McParland, Pat (1977) Experiments in the firing and breaking of rocks. The Calgary Archaeologist v.5, pages 31-33

Overstreet, Charles (1993) Plains Indian and Mountain Man Arts and Crafts, Eagle's View Publishing.

Wilson, Michael (1996) in conversation

Neandertal Stew (a la The Clan of the Cave Bear, pages 81,82)

Ingredients:

bison (we substituted cow)
wild onion (substituted domestic)
unspecified herbs (chose marjoram, cloves, garlic, and bay leaf)
thistle stalks (we omitted)
mushrooms
watercress (substituted bamboo shoots)
small immature yams (substituted grocery store yam)
cranberries (substituted canned cranberry sauce with whole cranberries)
"wilted flowers from previous days growth of day lilies for thickening" (substituted potatoes)

Note on other substitutions from Elizabeth B. Naime (Feb, 1998)

Add meat first, then potatoes (if used), then softer ingredients which don't take as long to cook. You might want to have salt and pepper on hand as well. Auel used the adjective "salty" for coltsfoot (omitted, see below), and this may be what that ingredient was intended for [August 30, 1996, personal correspondence ~ Auel notes that the saltiness may actually be from a source where the coltsfoot was flavoured with ash.]

Some ingredients were omitted and not substituted for as my sister Betty, wise in plant-lore herself, expressed skepticism about some of them and looked them up. The roots of milkweed should be avoided, and the other parts "must be boiled in three or four different batches of water to remove toxic substances and make them safe to eat." The cooking water should be discarded (Magic and Medicine of Plants, senior editors James Dwyre & David Rattray, 1986, published by Readers Digest Association Canada Ltd.).

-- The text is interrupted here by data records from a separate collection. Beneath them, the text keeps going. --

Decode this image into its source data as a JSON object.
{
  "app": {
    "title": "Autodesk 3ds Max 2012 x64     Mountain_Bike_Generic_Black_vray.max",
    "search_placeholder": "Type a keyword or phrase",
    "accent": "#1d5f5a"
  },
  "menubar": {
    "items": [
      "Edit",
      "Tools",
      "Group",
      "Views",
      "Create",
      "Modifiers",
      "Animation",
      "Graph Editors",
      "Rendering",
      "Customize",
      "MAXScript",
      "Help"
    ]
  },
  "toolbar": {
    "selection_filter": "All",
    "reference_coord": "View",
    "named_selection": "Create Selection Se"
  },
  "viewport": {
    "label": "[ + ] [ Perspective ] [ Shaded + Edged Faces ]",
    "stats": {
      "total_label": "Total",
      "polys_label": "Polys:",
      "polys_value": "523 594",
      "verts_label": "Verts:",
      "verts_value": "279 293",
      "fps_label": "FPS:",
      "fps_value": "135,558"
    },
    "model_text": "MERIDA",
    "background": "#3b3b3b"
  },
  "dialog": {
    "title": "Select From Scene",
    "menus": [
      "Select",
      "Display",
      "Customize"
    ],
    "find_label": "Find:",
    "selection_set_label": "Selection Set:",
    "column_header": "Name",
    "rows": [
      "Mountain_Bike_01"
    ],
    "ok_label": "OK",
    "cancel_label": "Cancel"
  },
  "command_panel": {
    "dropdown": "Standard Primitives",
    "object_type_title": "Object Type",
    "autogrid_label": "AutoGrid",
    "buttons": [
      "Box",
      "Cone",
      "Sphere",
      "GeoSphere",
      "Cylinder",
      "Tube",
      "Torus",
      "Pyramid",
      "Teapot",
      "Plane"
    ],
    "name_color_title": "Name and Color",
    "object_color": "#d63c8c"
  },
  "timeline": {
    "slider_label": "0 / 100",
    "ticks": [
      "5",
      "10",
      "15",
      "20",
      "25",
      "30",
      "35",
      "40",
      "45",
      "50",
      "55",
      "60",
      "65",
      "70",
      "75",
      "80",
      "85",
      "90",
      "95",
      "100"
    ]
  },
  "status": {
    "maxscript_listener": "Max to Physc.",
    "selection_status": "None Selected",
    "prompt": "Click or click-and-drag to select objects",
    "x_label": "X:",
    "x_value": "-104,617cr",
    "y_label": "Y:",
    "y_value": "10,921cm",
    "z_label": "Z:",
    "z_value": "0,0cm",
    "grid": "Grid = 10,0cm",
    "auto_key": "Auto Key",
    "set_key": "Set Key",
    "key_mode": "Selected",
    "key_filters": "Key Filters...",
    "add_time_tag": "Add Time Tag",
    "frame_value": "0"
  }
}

The tome also mentioned that "coltsfoot may cause cancer if taken in large doses or repeated small doses." Betty also expressed some reservations about lilies, noting that some varieties are poisonous. I should add that the mushrooms we used were from the grocery store, and that anyone using wild mushrooms they've picked themselves does so at their own risk. [August 30, 1996 ~ further info from Jean Auel.]